Defence systems engineer David Lloyd was pleased to be able to adopt the nickname 'squaresheep' to distinguish his Facebook profile from those of the many others who share his given name. He had used the nickname for years on the likes of Hotmail and Skype, but found on logging into Facebook last weekend that the moniker had been taken off him and handed over to squaresheep.com, a US-based cooking website established only last year.
Squaresheep gets shorn
Facebook told Lloyd that the vanity URL had been taken away from him because it violated its terms and conditions. Lloyd was still able to log into his Facebook profile using a registered email address and password combination, but was put out at the fact he was given no opportunity to contest the handover.
A representative for Facebook explained that the use of 'squaresheep' by Lloyd violated its terms of service because the name had no relation to Lloyd's real name. Facebook wasn't saying whether it had acted in response to a complaint from squaresheep.com, the cooking site, which is yet to clarify its side of the story.

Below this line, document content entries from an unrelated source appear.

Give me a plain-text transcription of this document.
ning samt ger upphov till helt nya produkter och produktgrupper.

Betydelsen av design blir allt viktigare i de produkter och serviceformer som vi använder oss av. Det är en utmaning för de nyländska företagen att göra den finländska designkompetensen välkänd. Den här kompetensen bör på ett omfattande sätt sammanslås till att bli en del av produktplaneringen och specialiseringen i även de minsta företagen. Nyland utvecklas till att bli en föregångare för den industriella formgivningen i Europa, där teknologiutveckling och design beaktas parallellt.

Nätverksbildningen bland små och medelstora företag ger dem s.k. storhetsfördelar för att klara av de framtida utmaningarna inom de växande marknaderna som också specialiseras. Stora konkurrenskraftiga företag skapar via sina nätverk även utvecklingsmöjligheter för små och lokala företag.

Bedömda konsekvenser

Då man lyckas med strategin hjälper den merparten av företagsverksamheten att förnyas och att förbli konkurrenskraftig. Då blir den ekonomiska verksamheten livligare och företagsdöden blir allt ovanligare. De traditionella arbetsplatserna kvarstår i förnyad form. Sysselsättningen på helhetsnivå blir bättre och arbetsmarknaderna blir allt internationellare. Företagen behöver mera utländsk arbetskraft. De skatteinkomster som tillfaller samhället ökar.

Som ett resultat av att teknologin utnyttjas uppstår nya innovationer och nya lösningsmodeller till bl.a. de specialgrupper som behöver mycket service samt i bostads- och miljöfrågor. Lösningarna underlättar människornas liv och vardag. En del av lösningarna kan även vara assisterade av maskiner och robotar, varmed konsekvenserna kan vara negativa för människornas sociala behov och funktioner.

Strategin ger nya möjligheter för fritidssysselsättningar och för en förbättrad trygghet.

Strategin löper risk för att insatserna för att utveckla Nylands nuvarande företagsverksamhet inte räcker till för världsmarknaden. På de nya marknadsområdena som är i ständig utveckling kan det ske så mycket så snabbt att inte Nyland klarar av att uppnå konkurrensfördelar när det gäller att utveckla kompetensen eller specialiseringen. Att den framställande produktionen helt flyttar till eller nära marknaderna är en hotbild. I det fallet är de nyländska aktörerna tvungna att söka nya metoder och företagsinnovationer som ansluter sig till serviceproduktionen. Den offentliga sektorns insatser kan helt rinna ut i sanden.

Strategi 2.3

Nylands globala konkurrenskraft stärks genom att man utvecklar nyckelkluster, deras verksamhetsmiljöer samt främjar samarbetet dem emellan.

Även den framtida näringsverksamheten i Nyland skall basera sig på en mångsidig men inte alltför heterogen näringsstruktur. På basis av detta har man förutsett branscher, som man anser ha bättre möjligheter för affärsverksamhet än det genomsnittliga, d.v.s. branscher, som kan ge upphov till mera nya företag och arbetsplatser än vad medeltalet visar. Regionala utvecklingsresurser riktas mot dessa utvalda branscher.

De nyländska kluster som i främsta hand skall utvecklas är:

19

Lloyd told us he now regrets his failure to register the squaresheep.com domain before someone else made use of it. He explained that he used the Facebook profile to send messages to friends, who will now have to search him out among the many David Lloyds that maintain profiles on Facebook.

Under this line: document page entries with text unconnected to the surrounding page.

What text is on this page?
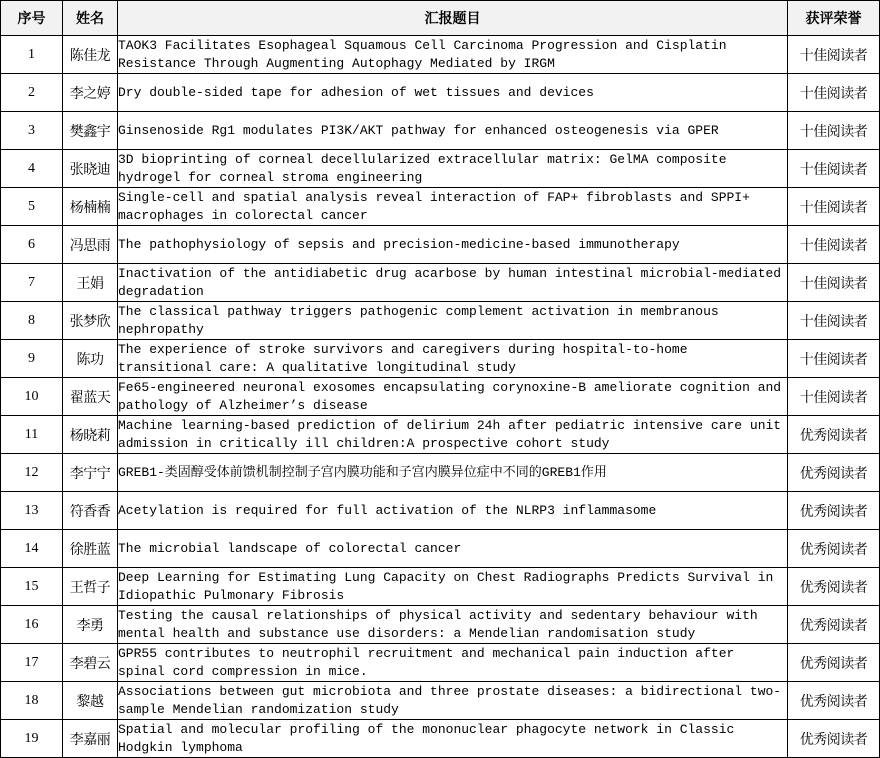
序号	姓名	汇报题目	获评荣誉
1	陈佳龙	TAOK3 Facilitates Esophageal Squamous Cell Carcinoma Progression and Cisplatin Resistance Through Augmenting Autophagy Mediated by IRGM	十佳阅读者
2	李之婷	Dry double-sided tape for adhesion of wet tissues and devices	十佳阅读者
3	樊鑫宇	Ginsenoside Rg1 modulates PI3K/AKT pathway for enhanced osteogenesis via GPER	十佳阅读者
4	张晓迪	3D bioprinting of corneal decellularized extracellular matrix: GelMA composite hydrogel for corneal stroma engineering	十佳阅读者
5	杨楠楠	Single-cell and spatial analysis reveal interaction of FAP+ fibroblasts and SPPI+ macrophages in colorectal cancer	十佳阅读者
6	冯思雨	The pathophysiology of sepsis and precision-medicine-based immunotherapy	十佳阅读者
7	王娟	Inactivation of the antidiabetic drug acarbose by human intestinal microbial-mediated degradation	十佳阅读者
8	张梦欣	The classical pathway triggers pathogenic complement activation in membranous nephropathy	十佳阅读者
9	陈功	The experience of stroke survivors and caregivers during hospital-to-home transitional care: A qualitative longitudinal study	十佳阅读者
10	翟蓝天	Fe65-engineered neuronal exosomes encapsulating corynoxine-B ameliorate cognition and pathology of Alzheimer’s disease	十佳阅读者
11	杨晓莉	Machine learning-based prediction of delirium 24h after pediatric intensive care unit admission in critically ill children:A prospective cohort study	优秀阅读者
12	李宁宁	GREB1-类固醇受体前馈机制控制子宫内膜功能和子宫内膜异位症中不同的GREB1作用	优秀阅读者
13	符香香	Acetylation is required for full activation of the NLRP3 inflammasome	优秀阅读者
14	徐胜蓝	The microbial landscape of colorectal cancer	优秀阅读者
15	王哲子	Deep Learning for Estimating Lung Capacity on Chest Radiographs Predicts Survival in Idiopathic Pulmonary Fibrosis	优秀阅读者
16	李勇	Testing the causal relationships of physical activity and sedentary behaviour with mental health and substance use disorders: a Mendelian randomisation study	优秀阅读者
17	李碧云	GPR55 contributes to neutrophil recruitment and mechanical pain induction after spinal cord compression in mice.	优秀阅读者
18	黎越	Associations between gut microbiota and three prostate diseases: a bidirectional two-sample Mendelian randomization study	优秀阅读者
19	李嘉丽	Spatial and molecular profiling of the mononuclear phagocyte network in Classic Hodgkin lymphoma	优秀阅读者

"I realise that it is only my vanity URL that has gone and that I can still log in to Facebook as normal (I would be seriously hacked off if the whole profile had gone!) but, y'know, it still hurts," Lloyd told El Reg.

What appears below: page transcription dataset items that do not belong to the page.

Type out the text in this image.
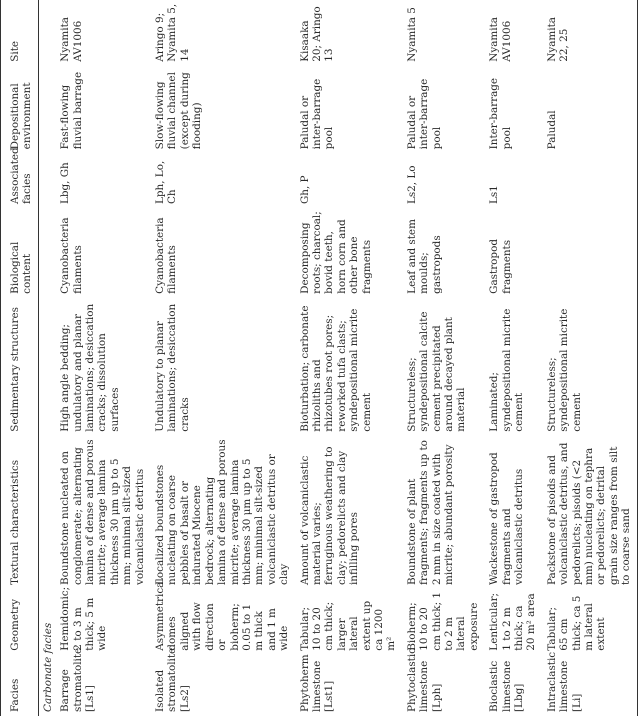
Facies	Geometry	Textural characteristics	Sedimentary structures	Biological content	Associated facies	Depositional environment	Site
Carbonate facies							
Barrage stromatolite [Ls1]	Hemidomic; 2 to 3 m thick; 5 m wide	Boundstone nucleated on conglomerate; alternating lamina of dense and porous micrite; average lamina thickness 30 μm up to 5 mm; minimal silt-sized volcaniclastic detritus	High angle bedding; undulatory and planar laminations; desiccation cracks; dissolution surfaces	Cyanobacteria filaments	Lbg, Gh	Fast-flowing fluvial barrage	Nyamita AV1006
Isolated stromatolite [Ls2]	Asymmetrical domes aligned with flow direction or bioherm; 0.05 to 1 m thick and 1 m wide	Localized boundstones nucleating on coarse pebbles of basalt or indurated Miocene bedrock; alternating lamina of dense and porous micrite; average lamina thickness 30 μm up to 5 mm; minimal silt-sized volcaniclastic detritus or clay	Undulatory to planar laminations; desiccation cracks	Cyanobacteria filaments	Lph, Lo, Ch	Slow-flowing fluvial channel (except during flooding)	Aringo 9; Nyamita 5, 14
Phytoherm limestone [Lst1]	Tabular; 10 to 20 cm thick; larger lateral extent up ca 1200 m²	Amount of volcaniclastic material varies; ferruginous weathering to clay; pedorelicts and clay infilling pores	Bioturbation; carbonate rhizoliths and rhizotubes root pores; reworked tufa clasts; syndepositional micrite cement	Decomposing roots; charcoal; bovid teeth, horn corn and other bone fragments	Gh, P	Paludal or inter-barrage pool	Kisaaka 20; Aringo 13
Phytoclastic limestone [Lph]	Bioherm; 10 to 20 cm thick; 1 to 2 m lateral exposure	Boundstone of plant fragments; fragments up to 2 mm in size coated with micrite; abundant porosity	Structureless; syndepositional calcite cement precipitated around decayed plant material	Leaf and stem moulds; gastropods	Ls2, Lo	Paludal or inter-barrage pool	Nyamita 5
Bioclastic limestone [Lbg]	Lenticular; 1 to 2 m thick; ca 20 m² area	Wackestone of gastropod fragments and volcaniclastic detritus	Laminated; syndepositional micrite cement	Gastropod fragments	Ls1	Inter-barrage pool	Nyamita AV1006
Intraclastic limestone [Li]	Tabular; 65 cm thick; ca 5 m lateral extent	Packstone of pisoids and volcaniclastic detritus, and pedorelicts; pisoids (<2 mm) nucleating on tephra or pedorelicts; detrital grain size ranges from silt to coarse sand	Structureless; syndepositional micrite cement			Paludal	Nyamita 22, 25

"It is rather ironic that Facebook have stopped me from using squaresheep when I had to choose a name like that in the first place because my real name, David Lloyd, is not only shared with thousands of other people but is also a trademark of David Lloyd Leisure Ltd."
Lloyd challenged Facebook's rationale for yanking the squaresheep identity on the social networking site (see here).
"As far as I could tell, there appeared to be no way to question or appeal the decision by Facebook to give ownership to squaresheep.com. As I have had the squaresheep moniker (although never a website) for a decade I believe that it has "a clear connection to my identity" and I am not setting out to impersonate or denigrate squaresheep.com in any way (before the weekend, I had no idea they existed). I just think that Facebook (and possibly squaresheep.com) have been a little heavy-handed and uncommunicative."
Dai Davis, a experienced IT lawyer at solicitors Brooke North, likened Lloyd's problems with the squaresheep identity to a domain name dispute, with some differences.
"Using an identity that might be trademarked as individual address is not trademark infringement," Davis explained. "The difference comes when the identity is being used for trade purposes, which it appears didn't happen in this case."